• Hardware Platform (Jetson / GPU) RTX 4000
• DeepStream Version DS 6.2
• TensorRT Version 8.5.0
• NVIDIA GPU Driver Version (valid for GPU only) 525.x.x.x
• Issue Type( questions, new requirements, bugs) question
I have built C++ BLS backend and BLS works fine if I use python application with grpc call for inferencing but if I use deepstream app do so, It is getting crashed.

I see input tensor memory is different in both the scenario, in case of python app, I am getting memory type 0 for input tensor which indicates CPU but if I use deepstream app then getting memory type 2 for input tensor which indicates GPU memory.

How can I access input image (tensor) from GPU memory into BLS model. below is my pipeline structure into triton-server.

ensemble_model → DALI → TensorRT MODEL ->BLS

DeepStream app can only work as Triton client.
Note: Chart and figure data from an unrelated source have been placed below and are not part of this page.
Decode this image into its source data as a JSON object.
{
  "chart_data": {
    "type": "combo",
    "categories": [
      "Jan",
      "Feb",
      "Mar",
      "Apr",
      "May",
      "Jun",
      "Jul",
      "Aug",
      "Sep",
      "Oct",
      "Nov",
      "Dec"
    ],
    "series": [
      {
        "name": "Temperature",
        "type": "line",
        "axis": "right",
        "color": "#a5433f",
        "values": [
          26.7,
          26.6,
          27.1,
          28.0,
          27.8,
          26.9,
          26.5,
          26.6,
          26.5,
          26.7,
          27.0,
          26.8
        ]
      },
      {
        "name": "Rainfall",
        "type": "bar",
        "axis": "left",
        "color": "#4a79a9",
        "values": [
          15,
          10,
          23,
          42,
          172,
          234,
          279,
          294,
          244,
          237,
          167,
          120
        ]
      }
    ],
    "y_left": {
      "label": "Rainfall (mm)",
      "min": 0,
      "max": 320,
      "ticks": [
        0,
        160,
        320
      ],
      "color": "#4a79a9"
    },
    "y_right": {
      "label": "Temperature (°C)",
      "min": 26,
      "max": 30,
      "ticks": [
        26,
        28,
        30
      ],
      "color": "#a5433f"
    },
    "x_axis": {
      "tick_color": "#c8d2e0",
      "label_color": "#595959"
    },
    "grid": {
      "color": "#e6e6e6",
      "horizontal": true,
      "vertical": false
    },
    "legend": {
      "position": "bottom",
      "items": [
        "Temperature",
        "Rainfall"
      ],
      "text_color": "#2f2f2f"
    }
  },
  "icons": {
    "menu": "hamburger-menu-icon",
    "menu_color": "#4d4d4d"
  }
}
How did you get the memory type and where?

Hi @Fiona.Chen ,

I have created C/C++ BLS model and try to use BLS model as part of ensemble model from deepstream as described above.

BLS model expects input tensor as part of CPU memory but I am getting it in GPU memory.

I have figured it out way to copy from GPU to CPU memory and now it is working fine.
I used CUDA stream to fetch data from GPU memory to CPU memory.

What is your nvinferserver configuration?